Ursula Bühler-Hornung: Ich habe mich dagegen gewehrt. Du, Michael, wolltest das Thema gerne aufgreifen, weil es in unserer Gemeinde noch nicht richtig aufgegriffen wurde. Das fand ich wichtig und das hat mich motiviert. Ich war bereit mich damit auseinander zu setzen.
Michael Stolz: Der Pfarrer meinte, er hätte das Thema schon aufgegriffen, es mehrmals in Predigten behandelt und im Pfarrbrief sei einmal eine Bemerkung von ihm gewesen.
Ursula Bühler-Hornung: Wir haben Gemeindemitglieder dazu befragt.
Michael Stolz: Aber, das Thema war den Leuten nicht bewusst.
Ursula Bühler-Hornung: Vielleicht wurde das viel allgemeiner gehandhabt. Nach dem Motto: Betrifft keinen von uns, aber wir müssen es behandeln. Das Gegenteil haben wir gemacht. Ich schätze, dass es deswegen viel stärker bei den Leuten angekommen ist.
Wie das Thema aufbereiten?
Wie seid ihr an das Thema herangegangen? Wie habt ihr es aufbereitet?
Ursula Bühler-Hornung: Wir haben lange überlegt, was uns wichtig ist. Was wir herüberbringen wollen. Was wir machen könnten. Wir wollten auf keinen Fall nur anklagen. Uns ging es um die Weiterentwicklung.
Michael Stolz: Ich habe mehrere Artikel aus der Zeitung für die Predigt verwendet. Zum Beispiel aus der SZ. Da war die Meinung der Direktorin des NS-Dokumentationszentrums in München abgedruckt. Es ging darum, warum es so wichtig sei, Untaten zu erinnern. Da hieß es, weil wir alle Verantwortung für die Gegenwart hätten. Das war für mich ein ganz wichtiger Punkt, um die Gegenwart zu verändern!
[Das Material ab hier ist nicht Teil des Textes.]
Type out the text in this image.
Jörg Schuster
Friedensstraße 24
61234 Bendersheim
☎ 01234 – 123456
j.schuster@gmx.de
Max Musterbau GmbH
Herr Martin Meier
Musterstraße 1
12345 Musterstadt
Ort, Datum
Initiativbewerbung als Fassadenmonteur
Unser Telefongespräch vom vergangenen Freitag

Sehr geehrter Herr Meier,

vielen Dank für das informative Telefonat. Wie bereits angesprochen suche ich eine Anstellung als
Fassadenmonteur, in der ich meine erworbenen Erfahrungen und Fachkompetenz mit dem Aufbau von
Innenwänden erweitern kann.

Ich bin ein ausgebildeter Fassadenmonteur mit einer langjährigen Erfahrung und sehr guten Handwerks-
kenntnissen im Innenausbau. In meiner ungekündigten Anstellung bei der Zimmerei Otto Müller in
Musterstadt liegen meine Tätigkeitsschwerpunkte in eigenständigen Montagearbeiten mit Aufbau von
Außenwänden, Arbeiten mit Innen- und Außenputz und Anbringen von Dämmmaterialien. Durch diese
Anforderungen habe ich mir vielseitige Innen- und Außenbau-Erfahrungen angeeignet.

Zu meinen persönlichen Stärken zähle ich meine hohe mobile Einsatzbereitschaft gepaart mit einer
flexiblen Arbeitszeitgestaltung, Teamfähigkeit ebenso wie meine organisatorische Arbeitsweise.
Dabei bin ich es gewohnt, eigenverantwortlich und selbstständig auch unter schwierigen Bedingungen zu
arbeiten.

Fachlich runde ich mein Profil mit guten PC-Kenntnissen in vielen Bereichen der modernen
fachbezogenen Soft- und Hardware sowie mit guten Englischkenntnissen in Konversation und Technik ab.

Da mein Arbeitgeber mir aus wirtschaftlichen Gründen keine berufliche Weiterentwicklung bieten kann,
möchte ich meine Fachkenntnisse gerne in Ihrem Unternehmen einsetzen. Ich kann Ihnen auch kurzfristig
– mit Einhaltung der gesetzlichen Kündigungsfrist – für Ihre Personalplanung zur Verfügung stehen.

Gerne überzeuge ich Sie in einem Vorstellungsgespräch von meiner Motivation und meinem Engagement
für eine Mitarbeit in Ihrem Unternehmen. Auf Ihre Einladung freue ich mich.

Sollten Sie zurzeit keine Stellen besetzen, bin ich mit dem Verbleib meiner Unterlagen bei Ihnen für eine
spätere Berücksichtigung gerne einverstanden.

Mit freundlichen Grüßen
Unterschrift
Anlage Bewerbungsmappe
Ursula Bühler-Hornung: Diese Artikel haben unsere Gedanken gestützt. Sie haben das auf den Punkt gebracht, was uns so wichtig ist: Dass wir die Verantwortung für die Gegenwart haben. Wie können wir diese Verantwortung aufnehmen? Wie können wir diese Verantwortung leben? Ein Beispiel dafür war die Wortgottesfeier. Wir teilen uns die Predigt immer. Ich wusste lange nicht, wie ich mich einbringen kann. Einmal bin ich nachts aufgewacht und mir ist alles eingefallen. Gott sei Dank habe ich es aufgeschrieben. Am nächsten Tag habe ich gedacht, dass ich das auf keinen Fall so in der Wortgottesfeier bringen kann, deshalb habe ich es zwei engen Vertrauten gezeigt, die mich ermutigt haben. Das war eine Mutprobe für mich.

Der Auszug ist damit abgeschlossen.